Взводный, напротив, сохранял завидную выдержку.
– Мы с тобой еще не пили за службу и дружбу, чтобы тыкать друг другу, прапорщик! Неужели не знаете обычаи? – немного мягче обратился к старшине Семенов.
– Я не пью, старлей! Спортом занимаюсь и боксом!
– Представьте, я тоже, но и традиции соблюдаю! Солдат к водке отношения не имеет.
– А-а, вот оно что, твое до-до-бро значит, «слоны» везли. Хорошо раз твое, но ротному все равно доложу! А тебе впредь советую, командуй своим взводом, а в мои дела по роте не лезь! Пока офицеры с медичками спят или в ка-ка-рты играют, я во второй роте начальник и отвечаю за порядок и дисциплину! Я этим солдатам и папа, и мама, и Господь Бог! Это, надеюсь, понятно? И никто порядка, установленного мной, не изменит – ни ты, ни ротный, ни комбат! – прокричал на одном дыхании прапорщик.
– Замечу вам, что порядок установлен воинскими уставами, а не прапорщиками с манией величия! – строго сказал Семенов. – Рядовые, встать, – обратился он к нам, не взглянув в нашу сторону, – приводите себя в порядок. Мы быстро встали.
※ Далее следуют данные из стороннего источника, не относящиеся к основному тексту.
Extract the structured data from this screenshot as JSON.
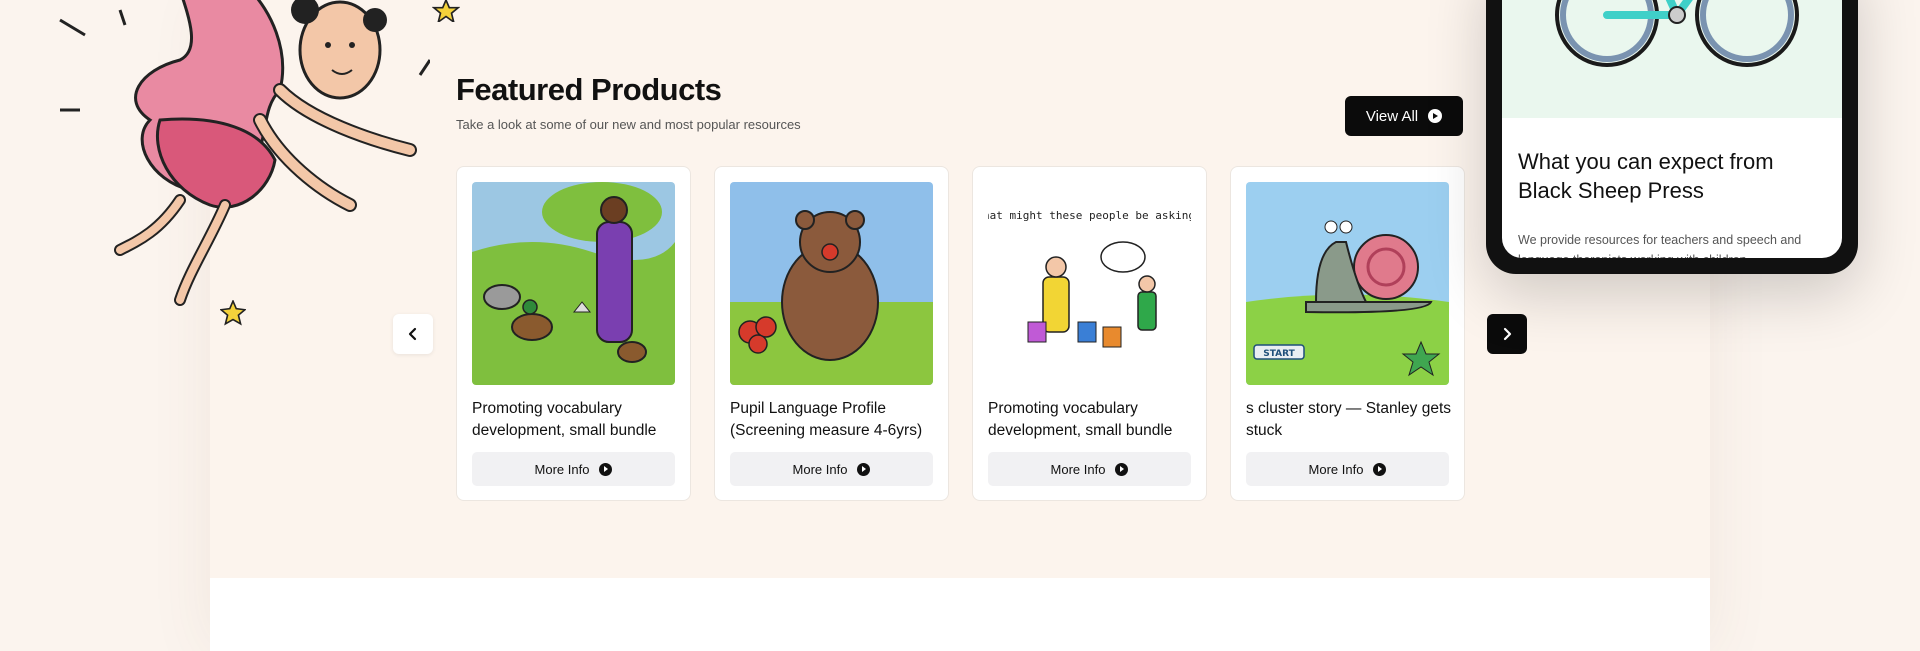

– Ну да, посмотрим, старший лейте-на-на-нт! – нагло продолжал прапорщик. – Это в Союзе так, а здесь ограниченный контингент, здесь все по-другому! Здесь иногда трассера над головой летают, и «лимонки» из «очка» выпрыгивают! Долго мы ждали взводного, прилетел, ха! Прошлого убили, осторожней будь, старлей! – старшина разжал кулаки и выпрыгнул из кубрика, словно ошпаренная обезьяна.
Бутылки с водкой остались прыгать на матраце. Семенов взял их и молча вышел из кубрика. Мне показалось, что он произнес: «Вот ведь мерзавец!»
Мы отряхнули наши парадки от пыли и стали перебирать вещи, соображая, что бы куда зашкерить, чтобы не нашел старшина. Из душа вернулись «старики», скинули полотенца и обнажили жилистые, загорелые торсы.
– Что молодежь, приуныли? – обратился к нам один, с седым клоком волос на правом виске.
– Да-а, Гаврюшов наехал, сказал все вещи ему сегодня сдать.
– А, подшакалик! А что у вас есть парни? – спросил один дембель.
– Да ничего, собственно, и нет, фотографии из дома и учебки, книжка, купленная в Каунасе, блокнот и тетрадки для писем.
– Конечно, это все «сифилис» для него, если найдет, все в помойку отправит. Лучше сдать. Может и сохранится, хотя вряд ли. Я смотрю у вас береты новые и значки «парашютист»? Может, поменяемся, мы вам свои, конечно не новые уже. Вам все равно, что прапорюге сдавать, а нам на дембель – поновее. А он новые береты все равно по своему разумению употребит. Кстати, парни, свои береты «старикам» подарить – хорошая примета, домой точно живыми вернетесь! Ну как, по рукам, братцы?